Они выбрались наконец из лабиринта переулков и вышли на небольшой пустырь, посеребренный луной. Вдалеке, на его противоположном конце, мигал высоко в воздухе фонарь, будто один из маяков.
– Там тоже мои люди, – объяснил Гастанг. – Охраняют находку. Тебе надо взглянуть на нее, Эдмунд, – я уверен, что это дело рук Уокина.
Они прошли через пустырь. То там, то здесь де Пейн мельком видел развалины домов. Гастанг объяснил ему, что этот квартал к северу от Уотлинга вначале был опустошён пожаром, а затем полностью разрушен при нападении на Лондон вражеских сил во время недавней войны. Место это поневоле навевало ужас: иссохшие деревья тянули вверх голые, лишенные листвы ветви, за ноги цеплялся низкий колючий кустарник, а в темноте таились глубокие ямы и рытвины. Когда порыв ветра немного рассеял туман, де Пейн разглядел заброшенную церковь, к которой они приближались. Ухали совы, зловещую тишину нарушали взмахи крыльев этих призрачных птиц, летевших низко над кустами в поисках мелких грызунов, которые в страхе удирали сквозь заросли папоротника. Где-то далеко в городе раздались удары церковного колокола, словно били в набат.

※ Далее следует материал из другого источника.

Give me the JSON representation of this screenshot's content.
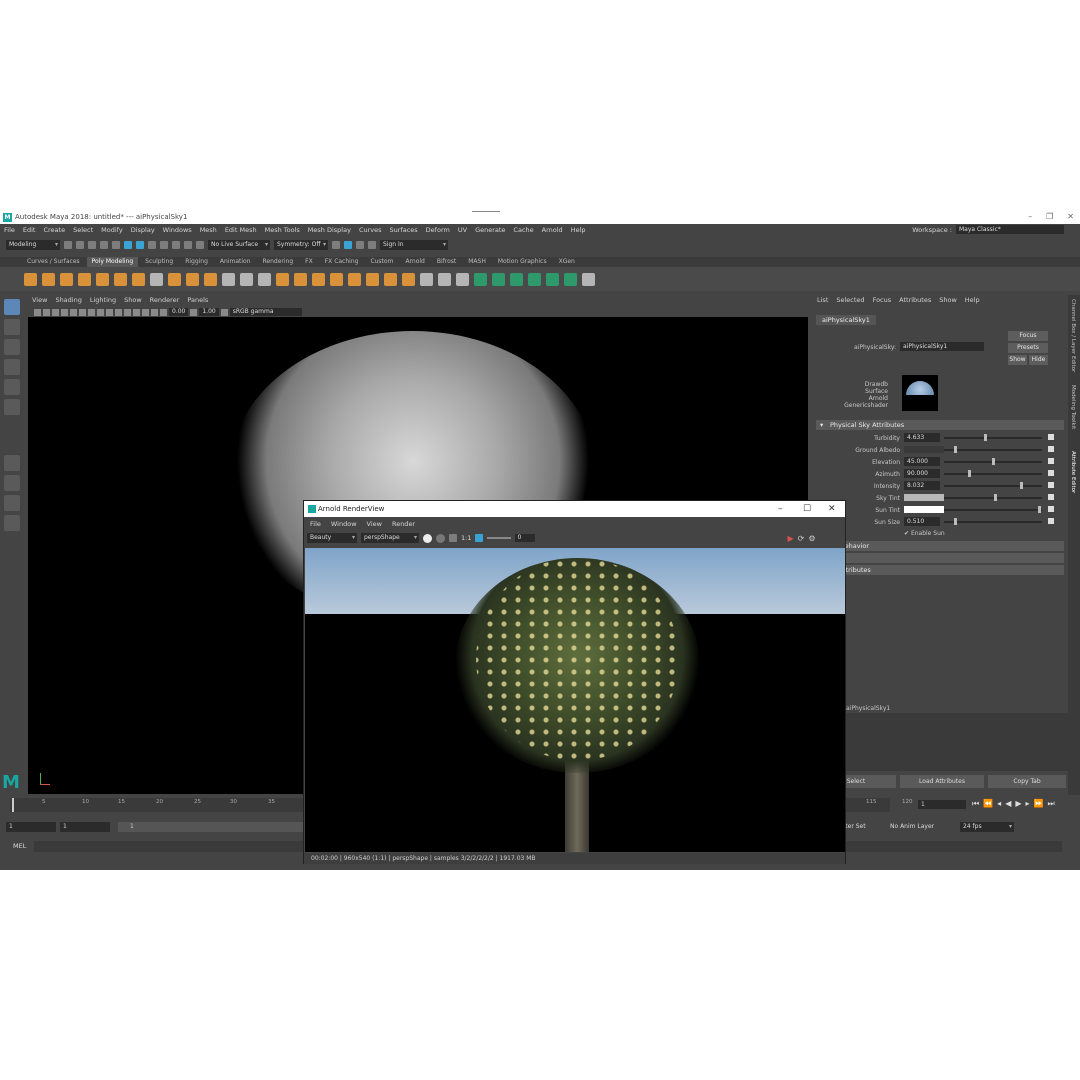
{
  "window": {
    "title": "Autodesk Maya 2018: untitled*   ---   aiPhysicalSky1"
  },
  "menubar": {
    "items": [
      "File",
      "Edit",
      "Create",
      "Select",
      "Modify",
      "Display",
      "Windows",
      "Mesh",
      "Edit Mesh",
      "Mesh Tools",
      "Mesh Display",
      "Curves",
      "Surfaces",
      "Deform",
      "UV",
      "Generate",
      "Cache",
      "Arnold",
      "Help"
    ],
    "workspace_label": "Workspace :",
    "workspace_value": "Maya Classic*"
  },
  "statusline": {
    "mode": "Modeling",
    "live_surface": "No Live Surface",
    "symmetry": "Symmetry: Off",
    "sign_in": "Sign In"
  },
  "shelf_tabs": [
    "Curves / Surfaces",
    "Poly Modeling",
    "Sculpting",
    "Rigging",
    "Animation",
    "Rendering",
    "FX",
    "FX Caching",
    "Custom",
    "Arnold",
    "Bifrost",
    "MASH",
    "Motion Graphics",
    "XGen"
  ],
  "shelf_active": "Poly Modeling",
  "panel": {
    "menu": [
      "View",
      "Shading",
      "Lighting",
      "Show",
      "Renderer",
      "Panels"
    ],
    "val1": "0.00",
    "val2": "1.00",
    "gamma": "sRGB gamma"
  },
  "attribute_editor": {
    "menu": [
      "List",
      "Selected",
      "Focus",
      "Attributes",
      "Show",
      "Help"
    ],
    "node_tab": "aiPhysicalSky1",
    "node_label": "aiPhysicalSky:",
    "node_value": "aiPhysicalSky1",
    "focus": "Focus",
    "presets": "Presets",
    "show": "Show",
    "hide": "Hide",
    "classification": [
      "Drawdb",
      "Surface",
      "Arnold",
      "Genericshader"
    ],
    "section_title": "Physical Sky Attributes",
    "attrs": [
      {
        "label": "Turbidity",
        "value": "4.633"
      },
      {
        "label": "Ground Albedo",
        "value": ""
      },
      {
        "label": "Elevation",
        "value": "45.000"
      },
      {
        "label": "Azimuth",
        "value": "90.000"
      },
      {
        "label": "Intensity",
        "value": "8.032"
      },
      {
        "label": "Sky Tint",
        "value": ""
      },
      {
        "label": "Sun Tint",
        "value": ""
      },
      {
        "label": "Sun Size",
        "value": "0.510"
      }
    ],
    "enable_sun": "Enable Sun",
    "section2": "de Behavior",
    "section3": "p",
    "section4": "ra Attributes",
    "notes_label": "aiPhysicalSky1",
    "btn_select": "Select",
    "btn_load": "Load Attributes",
    "btn_copy": "Copy Tab"
  },
  "side_tabs": [
    "Channel Box / Layer Editor",
    "Modeling Toolkit",
    "Attribute Editor"
  ],
  "timeline": {
    "ticks": [
      "5",
      "10",
      "15",
      "20",
      "25",
      "30",
      "35"
    ],
    "ticks_right": [
      "115",
      "120"
    ],
    "current_frame": "1"
  },
  "range": {
    "start": "1",
    "start2": "1",
    "slider_label": "1",
    "char_set": "cter Set",
    "anim_layer": "No Anim Layer",
    "fps": "24 fps"
  },
  "cmdline": {
    "label": "MEL"
  },
  "arnold_renderview": {
    "title": "Arnold RenderView",
    "menu": [
      "File",
      "Window",
      "View",
      "Render"
    ],
    "aov": "Beauty",
    "camera": "perspShape",
    "ratio": "1:1",
    "exposure": "0",
    "status": "00:02:00 | 960x540 (1:1) | perspShape | samples 3/2/2/2/2/2 | 1917.03 MB"
  }
}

– Это в церкви Святого Власия на Вересковой пустоши, – негромко сказал Гастанг.
Поскольку кладбищенские ворота обвалились и загородили путь, люди коронера перелезли прямо через полуразрушенную стену. У дверного косяка горел факел, вставленный в самодельную скобу, и освещал вход в центральный неф. Купель для крещения исчезла, как и плиты, некогда покрывавшие пол, как и все изделия из дерева – алтарная преграда, дверцы ниш и даже аналой. Несколько приставов уже ожидали в алтаре. Они кое-как смастерили факелы и вставили их в трещины и углубления стен; от колеблющегося света по церкви заметались тени, словно то был вход в царство призраков. На месте алтаря развели костер. Завидев приближающегося коронера, все встали.

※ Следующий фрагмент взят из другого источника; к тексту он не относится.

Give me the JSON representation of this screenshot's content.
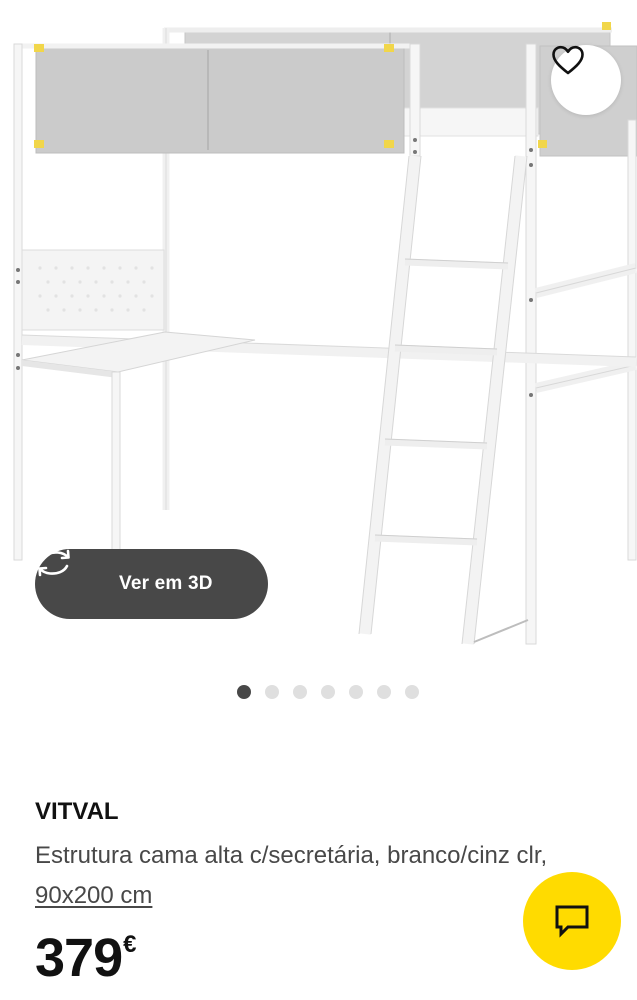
{
  "gallery": {
    "image_label": "product-photo-loft-bed",
    "view3d_label": "Ver em 3D",
    "view3d_icon": "rotate-3d-icon",
    "favourite_icon": "heart-icon",
    "dots": [
      {
        "active": true
      },
      {
        "active": false
      },
      {
        "active": false
      },
      {
        "active": false
      },
      {
        "active": false
      },
      {
        "active": false
      },
      {
        "active": false
      }
    ]
  },
  "product": {
    "name": "VITVAL",
    "description": "Estrutura cama alta c/secretária, branco/cinz clr, ",
    "size": "90x200 cm",
    "price": "379",
    "currency": "€"
  },
  "chat": {
    "icon": "chat-icon"
  },
  "colors": {
    "chat_button": "#ffdb00",
    "view3d_button": "#484848",
    "active_dot": "#484848",
    "inactive_dot": "#dfdfdf"
  }
}
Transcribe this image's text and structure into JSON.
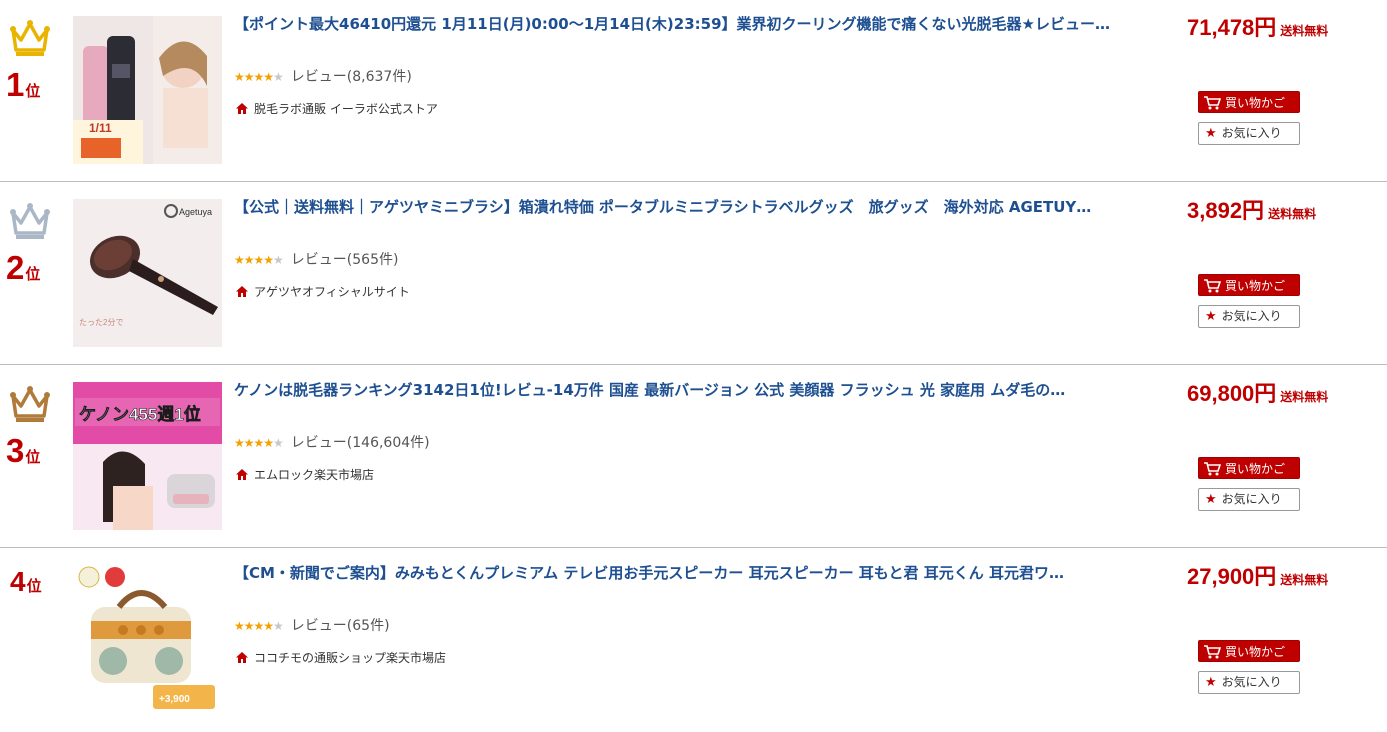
{
  "ranking": [
    {
      "rank_number": "1",
      "rank_suffix": "位",
      "crown": "gold-crown-icon",
      "title": "【ポイント最大46410円還元 1月11日(月)0:00～1月14日(木)23:59】業界初クーリング機能で痛くない光脱毛器★レビュー…",
      "rating_stars": 4,
      "review_text": "レビュー(8,637件)",
      "shop": "脱毛ラボ通販 イーラボ公式ストア",
      "price": "71,478円",
      "shipping": "送料無料",
      "cart_label": "買い物かご",
      "fav_label": "お気に入り",
      "thumb_text": "1/11"
    },
    {
      "rank_number": "2",
      "rank_suffix": "位",
      "crown": "silver-crown-icon",
      "title": "【公式｜送料無料｜アゲツヤミニブラシ】箱潰れ特価 ポータブルミニブラシトラベルグッズ　旅グッズ　海外対応 AGETUY…",
      "rating_stars": 4,
      "review_text": "レビュー(565件)",
      "shop": "アゲツヤオフィシャルサイト",
      "price": "3,892円",
      "shipping": "送料無料",
      "cart_label": "買い物かご",
      "fav_label": "お気に入り",
      "thumb_text": "Agetuya"
    },
    {
      "rank_number": "3",
      "rank_suffix": "位",
      "crown": "bronze-crown-icon",
      "title": "ケノンは脱毛器ランキング3142日1位!レビュ-14万件 国産 最新バージョン 公式 美顔器 フラッシュ 光 家庭用 ムダ毛の…",
      "rating_stars": 4,
      "review_text": "レビュー(146,604件)",
      "shop": "エムロック楽天市場店",
      "price": "69,800円",
      "shipping": "送料無料",
      "cart_label": "買い物かご",
      "fav_label": "お気に入り",
      "thumb_text": "ケノン455週1位"
    },
    {
      "rank_number": "4",
      "rank_suffix": "位",
      "crown": "",
      "title": "【CM・新聞でご案内】みみもとくんプレミアム テレビ用お手元スピーカー 耳元スピーカー 耳もと君 耳元くん 耳元君ワ…",
      "rating_stars": 4,
      "review_text": "レビュー(65件)",
      "shop": "ココチモの通販ショップ楽天市場店",
      "price": "27,900円",
      "shipping": "送料無料",
      "cart_label": "買い物かご",
      "fav_label": "お気に入り",
      "thumb_text": "+3,900"
    }
  ],
  "colors": {
    "accent": "#bf0000",
    "title_link": "#1d4f91",
    "star": "#f2a100",
    "gold": "#e8b400",
    "silver": "#a9b7c6",
    "bronze": "#b07a3a"
  }
}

– Никто ничего не трогал? – грозно рявкнул Гастанг, быстро шагая по проходу.
– Нет, сэр! – ответил ему один из помощников.
Гастанг кивнул и провел де Пейна в маленькую ризницу. Там лежал труп, накрытый куском грубого полотна. Небольшие фонари горели в головах и в ногах трупа. Гастанг опустился на колени и откинул ткань, открывая взорам тело молодой женщины – должно быть, четырнадцати или пятнадцати лет от роду; грязное обнаженное тело было удивительно бледным, с ног до головы его покрывали пятна засохшей крови. Длинные черные волосы, к счастью, скрывали лицо, наверняка искаженное смертной мукой, но в остальном все ужасные детали были видны: горло перерезано, грудная клетка вскрыта и сердце вырвано из груди. Де Пейна замутило и он отвернулся, увидев и так вполне достаточно. Дрожащими губами он зашептал молитву, охраняющую от ужаса, который внушают проданные дьяволу души.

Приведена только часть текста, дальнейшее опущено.